O Sr. Bernardo Cabral (PFL - AM) - Senador Gilberto Mestrinho, em primeiro lugar, quero destacar a grandeza com que V. Exª começou o seu discurso. No Parlamento, nem sempre é comum o reconhecimento dos pronunciamentos dos colegas, sobretudo quando não se detém na análise da densidade do discurso proferido. V. Exª sai desse caminho para registrar - e o faz com absoluta perfeição, porque não torpeça na razão, não confunde a verdade - que dois colegas seus fizeram pronunciamento que merece a sua homenagem. Observe que quando V. Exª refere-se ao conhecimento e à educação, V. Exª diz: o conhecimento objetivo, prático, crítico, próprio de quem é professor. V. Exª foi Deputado Federal e três vezes Governador e continua a ser chamado de professor pela quase unanimidade das pessoas com quem convive. De modo que, já não fosse o sobrenome Mestrinho – e aí o diminutivo não é para apequenar, mas para destacar o mestre –, V. Exª hoje traz para reflexão da Casa, além deste caminho, um assunto sério, que é o desprezo, o descaso e a absoluta falta de sensibilidade que nós todos, brasileiros – e aí a culpa também deve ser de cada um de nós –, temos com o registro das nossas patentes. A comparação com a Coréia, que é um país cuja dimensão territorial V. Exª assinala de vez em quando neste plenário, dá bem a medida do seu discurso. Peço que V. Exª não repare tê-lo interrompido, mas gostaria de registrar os meus cumprimentos ao pronunciamento de V. Exª.  
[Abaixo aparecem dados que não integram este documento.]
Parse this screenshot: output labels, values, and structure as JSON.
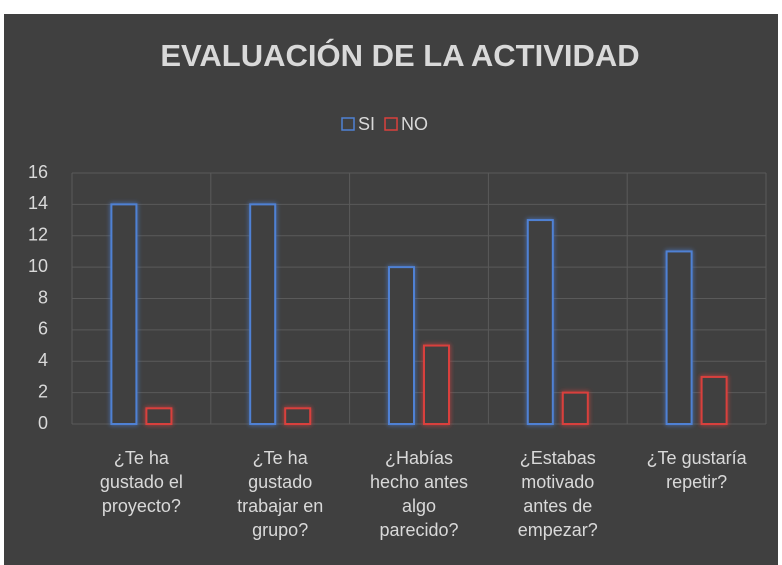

O SR. GILBERTO MESTRINHO (PMDB - AM) - A generosidade das palavras de V. Exª, nobre Senador, enriqueceram o meu pronunciamento e dele passam a fazer parte, com muito prazer.  

Por outro lado, o eminente Senador Carlos Patrocínio abordou a questão do agribusiness, como estão denominando a atividade econômica ligada ao campo. E o fez chamando a atenção para o tratamento que é dado à produção rural brasileira, para as dificuldades da sua inserção nos mercados internacionais e a política protecionista que os demais países dão à sua produção agroindustrial.  

Tem razão o nobre Senador pelo progressista Estado de Tocantins. Todos sabemos da saga que enfrentam no Brasil aqueles que se dedicam à atividade no campo. Internamente, isto é, dentro de nossas fronteiras, a luta é imensa: dificuldades de financiamento, taxas de juros cumulativas, precária rede de transportes, custo da atividade portuária, inadequadas leis ambientais, sem falar no preço dos insumos agrícolas e nos impostos asfixiantes.  

E por falar em insumos, adubos, defensivos, etc, cujos preços são baseados no dólar, que quase duplicou neste ano, ainda tivemos o problema da queda absurda – de mais de 30% – nas cotações das commodities nos mercados internacionais. Mesmo assim, foi a produção do campo que evitou um desastroso déficit na balança comercial no primeiro semestre. Os produtos agrícolas foram a grande alavanca, o sustentáculo do balanço de pagamentos no primeiro semestre.  

Do lado externo, além da queda de preços, a atividade enfrenta dificuldades com barreiras tarifárias protecionistas, elevados subsídios financeiros que os países desenvolvidos dão aos seus produtores, especialmente na Comunidade Econômica Européia, nos Estados Unidos, no Japão e, recentemente, até na China.  

No momento, nós poderíamos estar vivendo um alento, pois os preços do café e do açúcar, por exemplo, melhoraram no último trimestre. Os preços de outras commodities também estão melhorando no mercado externo. No entanto, passou a época de plantar, as safras estão montadas e foram até reduzidas este ano. E nós não poderemos obter maiores benefícios da melhoria de preços no mercado internacional.  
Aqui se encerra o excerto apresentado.